Quite simply, there are very few laws or rules about when or how rape kits should be tested.

In most police departments, it’s up to the sexual assault detective or police officers. They can decide to send a rape kit to the lab for processing—or they can let it sit in the evidence room indefinitely.

An officer might not send the kit to the lab if a sexual assault suspect has already been identified and confessed. The victim might decide against pressing charges. The prosecutor might not think the lab results necessary for a criminal case.

Or the officer just doesn’t believe the victim.

Sometimes we let our personal opinions get in the way, ” –Salem Deputy Police Chief Steve Bellshaw at Oregon Senate hearing

And if that discretion given to individual police officers is troubling, then the utter failure of basic investigation is truly disturbing.

Because most rapists are repeat offenders.

Studies have shown that rape is rarely an isolated incident. More than half of rapists have multiple victims: on average, 5.8 victims per rapist.

When a rape kit isn’t tested, the DNA evidence doesn’t get entered into the Combined DNA Index System (CODIS).

If Oregon had tested even half of the 5,000 rape kits, thousands of potential attackers would have been entered into CODIS.

How many sexual assaults might have been prevented?

Even in cases where the rapist was already identified, or confessed, entering the DNA evidence in the database might have solved a previous crime.

I probably in 1993 should have sent those kits in to be tested (even if a suspect confessed) because my kit could have solved an unknown kit in another jurisdiction.” – Salem Deputy Police Chief Bellshaw

Yet, Oregon has failed to make rape kit testing a priority.

How can Oregon solve this problem?

Funding is the biggest issue most jurisdictions face in breaking through the rape kit backlog. Oregon, and specifically Portland, will likely need more resources to test 5,000 sexual assault kits.

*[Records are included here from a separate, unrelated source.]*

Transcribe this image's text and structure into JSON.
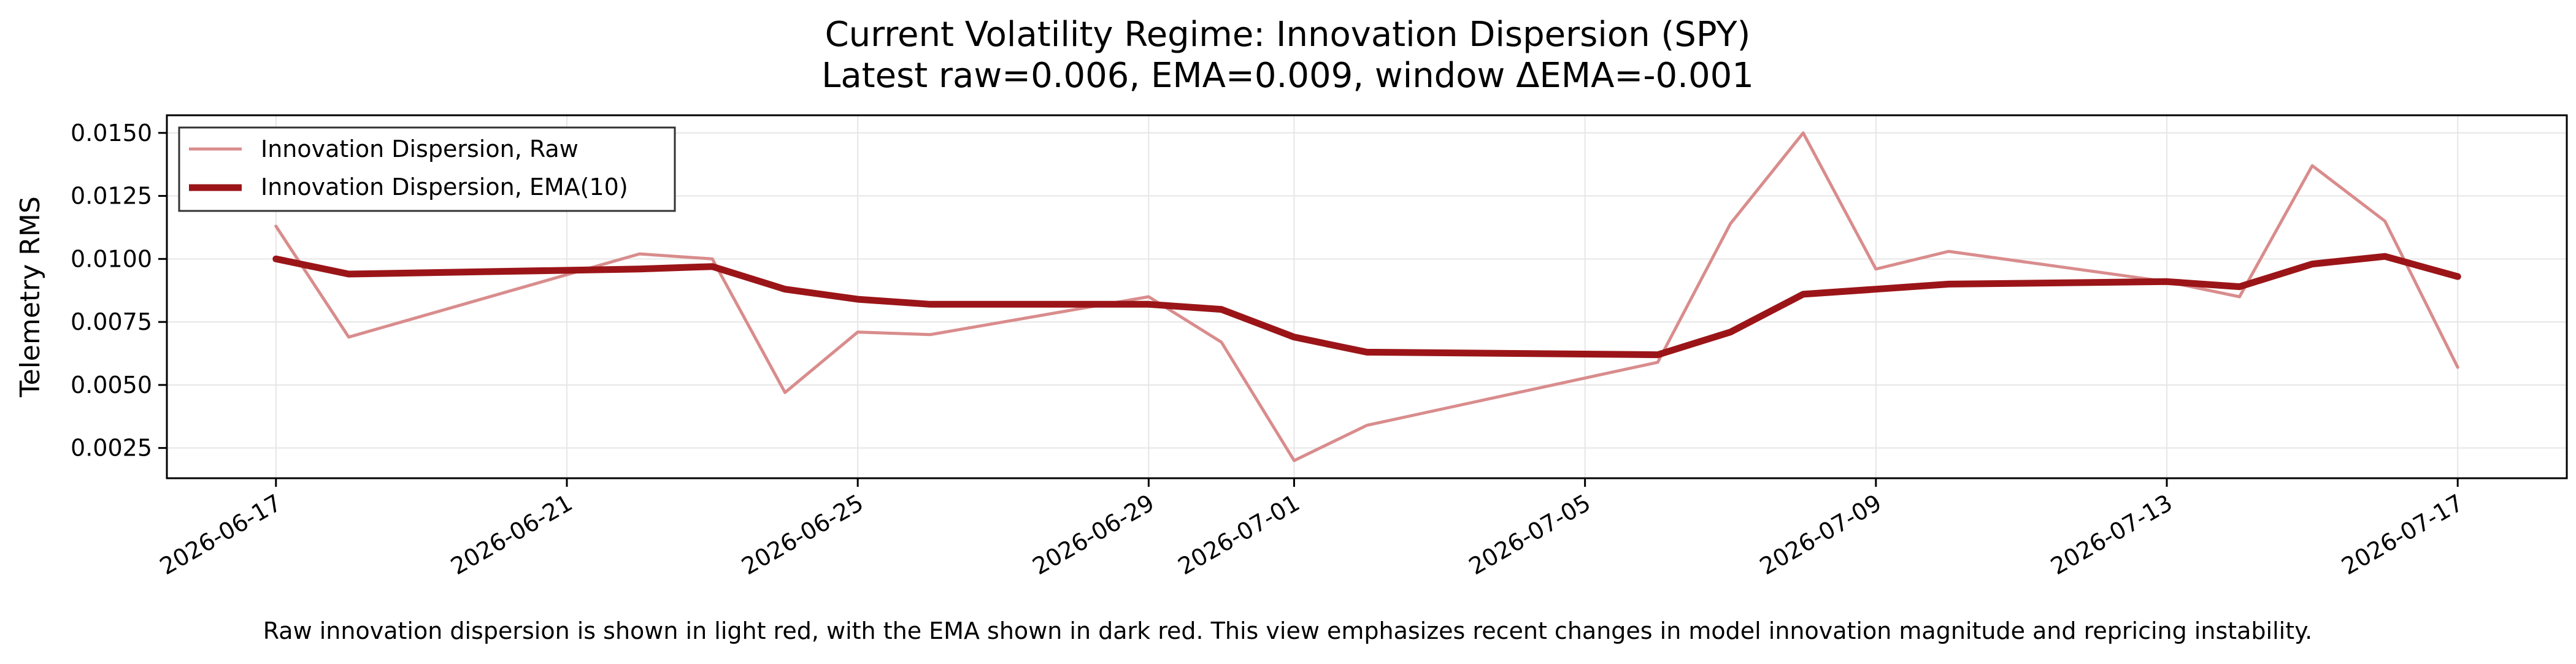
{
  "chart_data": {
    "type": "line",
    "title": "Current Volatility Regime: Innovation Dispersion (SPY)",
    "subtitle": "Latest raw=0.006, EMA=0.009, window ΔEMA=-0.001",
    "xlabel": "",
    "ylabel": "Telemetry RMS",
    "caption": "Raw innovation dispersion is shown in light red, with the EMA shown in dark red. This view emphasizes recent changes in model innovation magnitude and repricing instability.",
    "grid": true,
    "legend_position": "top-left",
    "xlim": [
      "2026-06-15T12:00",
      "2026-07-18T12:00"
    ],
    "ylim": [
      0.0013,
      0.0157
    ],
    "x_ticks": [
      "2026-06-17",
      "2026-06-21",
      "2026-06-25",
      "2026-06-29",
      "2026-07-01",
      "2026-07-05",
      "2026-07-09",
      "2026-07-13",
      "2026-07-17"
    ],
    "y_ticks": [
      0.0025,
      0.005,
      0.0075,
      0.01,
      0.0125,
      0.015
    ],
    "y_tick_labels": [
      "0.0025",
      "0.0050",
      "0.0075",
      "0.0100",
      "0.0125",
      "0.0150"
    ],
    "x": [
      "2026-06-17",
      "2026-06-18",
      "2026-06-22",
      "2026-06-23",
      "2026-06-24",
      "2026-06-25",
      "2026-06-26",
      "2026-06-29",
      "2026-06-30",
      "2026-07-01",
      "2026-07-02",
      "2026-07-06",
      "2026-07-07",
      "2026-07-08",
      "2026-07-09",
      "2026-07-10",
      "2026-07-13",
      "2026-07-14",
      "2026-07-15",
      "2026-07-16",
      "2026-07-17"
    ],
    "series": [
      {
        "name": "Innovation Dispersion, Raw",
        "color": "#d98c8c",
        "values": [
          0.0113,
          0.0069,
          0.0102,
          0.01,
          0.0047,
          0.0071,
          0.007,
          0.0085,
          0.0067,
          0.002,
          0.0034,
          0.0059,
          0.0114,
          0.015,
          0.0096,
          0.0103,
          0.0091,
          0.0085,
          0.0137,
          0.0115,
          0.0057
        ]
      },
      {
        "name": "Innovation Dispersion, EMA(10)",
        "color": "#9b1518",
        "values": [
          0.01,
          0.0094,
          0.0096,
          0.0097,
          0.0088,
          0.0084,
          0.0082,
          0.0082,
          0.008,
          0.0069,
          0.0063,
          0.0062,
          0.0071,
          0.0086,
          0.0088,
          0.009,
          0.0091,
          0.0089,
          0.0098,
          0.0101,
          0.0093
        ]
      }
    ]
  }
}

Oregon state legislature approved funding for adding two more forensic scientists at the state lab to help address the backlog. Police, prosecutors, and victim advocates are forming a work group to establish a model policy for getting the rape kits tested, and notifying victims of DNA matches.

While the Oregon State police voluntarily started a count of untested kits, there is no legislation to force them to do so, and no provisions for future rape kit testing.

Progress is being made— but the plans are vague, and no deadlines have been set.

This is cold comfort for survivors whose sexual assaults might have been prevented. But perhaps it’s the start of changes we need to break the cycle—and give rape survivors the justice they deserve.